For generations, farmers planted the lush earth of Awedai and nearby areas in eastern Ethiopia with coffee trees, earning a livelihood from a crop that is now the country’s main export.
But the centuries-long practice is now being abandoned in favour of khat – a leafy plant chewed as a stimulant in the Horn of Africa and the Arabian Peninsula.
Jemal Moussa is among farmers that have chosen to grow khat instead of coffee. The 45-year-old father of six, says the narcotic leaf brings in more income.
“Khat has a lot of benefits for me. I can take it the market and immediately convert it to cash. Personally I also benefit a lot from it because chewing it makes me work better and productive. It helps me raise my children. I benefit a lot from it,” he said.
Jemal says it was in the early 2000s that farmers in the region first started planting khat as its popularity rose and coffee prices remained stagnant.
One kg of coffee sells for between 50 and 60 birr (2 US dollars). A bunch of khat, while not measured in kilograms, goes for 100 birr (4 US dollars).
Jemal says the entire economy of Awedai, a small town 35 km outside the ancient city of Harar, relies on the stimulant leaf.
Trucks piled up with khat head out of the town every 30 minutes, dispersing their produce to the nearby Ethiopian Somali Region and Hargeisa, in the neighbouring semi-autonomous region of Somaliland.
Khat is illegal in several Western nations but immensely popular among millions in the Middle East and the Horn of Africa for giving the chewer a mild amphetamine-like high.
The shrub is typically grown in Ethiopia and Kenya.
“Khat is more useful to the farmer than coffee.
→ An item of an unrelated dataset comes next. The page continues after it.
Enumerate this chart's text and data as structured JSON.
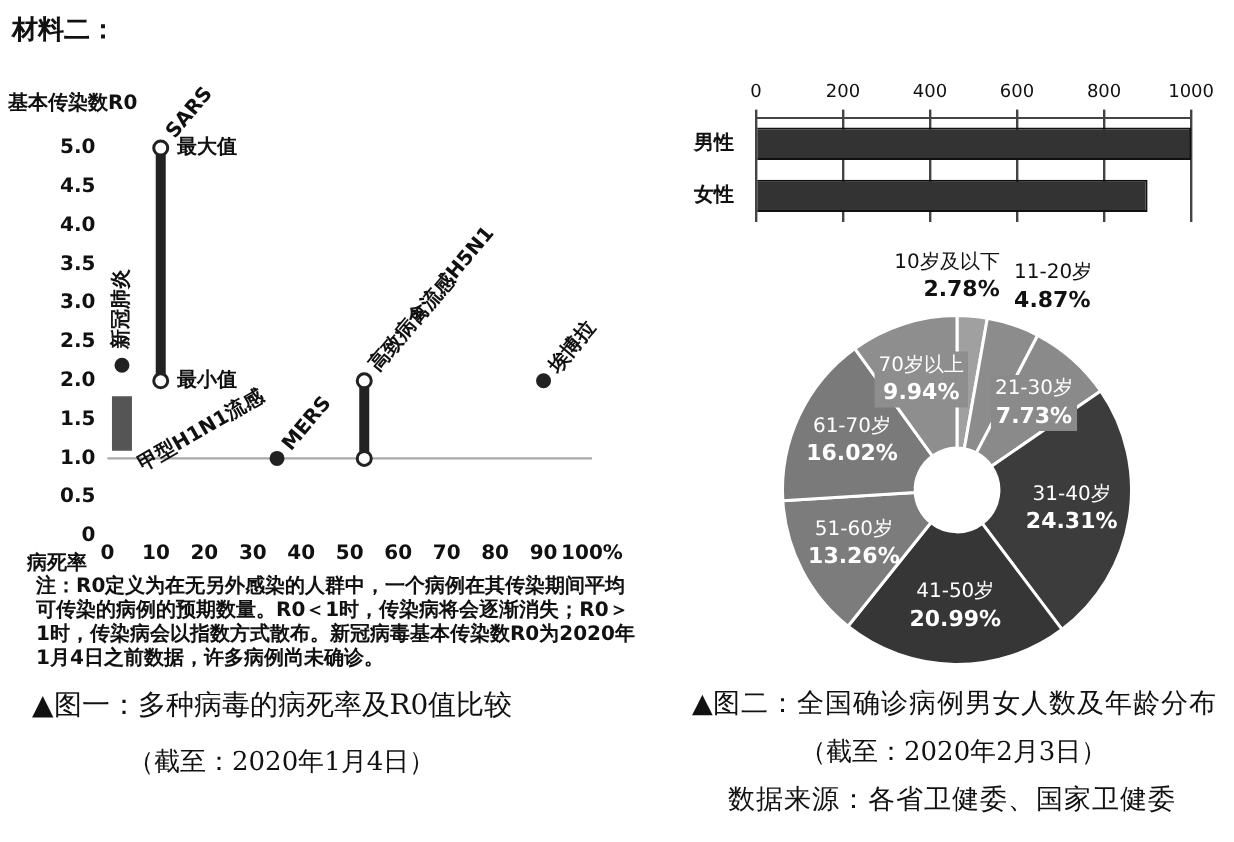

Coffee comes only once a year. But you can harvest khat twice a year. We harvest two times in a year. But in the case of coffee, you don’t see it more than once in a year. Khat is much more useful,” said Jemal.
Scientists say coffee lovers may find it harder to get their favourite caffeine fix in a few years’ time, as global warming hits coffee growing areas in Africa, Asia and Latin America.
Coffee trees are being affected by dwindling forest coverage as well as drought.
Farmers have been advised to protect their plants by preserving forests, hedgerows and other areas that provide shade and pollinating bees with flowers and nesting sites.
“You know there was no one to advise us previously on how to conserve the forest. We didn’t know the value of forests. We only planted coffee. We cut down trees thinking that their shades were preventing coffee trees from getting sunlight. We also thought the trees bring unnecessary moisture. It was only much later that we noticed that the coffee trees and the branches started drying up because there was no shade,” said farmer Eyasu Kathelo, who grows coffee.
Ethiopia prides itself as the birthplace of coffee, grown mostly in the forested highlands in its western and southwestern regions.
Some 15 million people rely on the crop for their livelihood.
Africa’s biggest coffee producer targets annual revenue from the crop of $2 billion by 2019/2020. It also wants to boost output to more than a million tonnes from 400,000 tonnes now.
Metad Agricultural Development is a company that processes coffee in Yirga Chefe, home to some of the best known coffee brands from Ethiopia.
Aman Adinew is the company’s CEO.
“The harvesting is already delayed by three and a half weeks. By now we would have processed 85 plus percent. But now we have not even picked that much as you can see. The coffees are still green on the tree. It needs to rain to turn red. So were hoping it comes soon. But if this trend continues, it’s going to adversely impact the farmers and the business men like us the growers like us and the country,” he said.
Ethiopia, which grows arabica beans, is the continent’s second largest coffee exporter after Uganda, according to data from the International Coffee Organisation.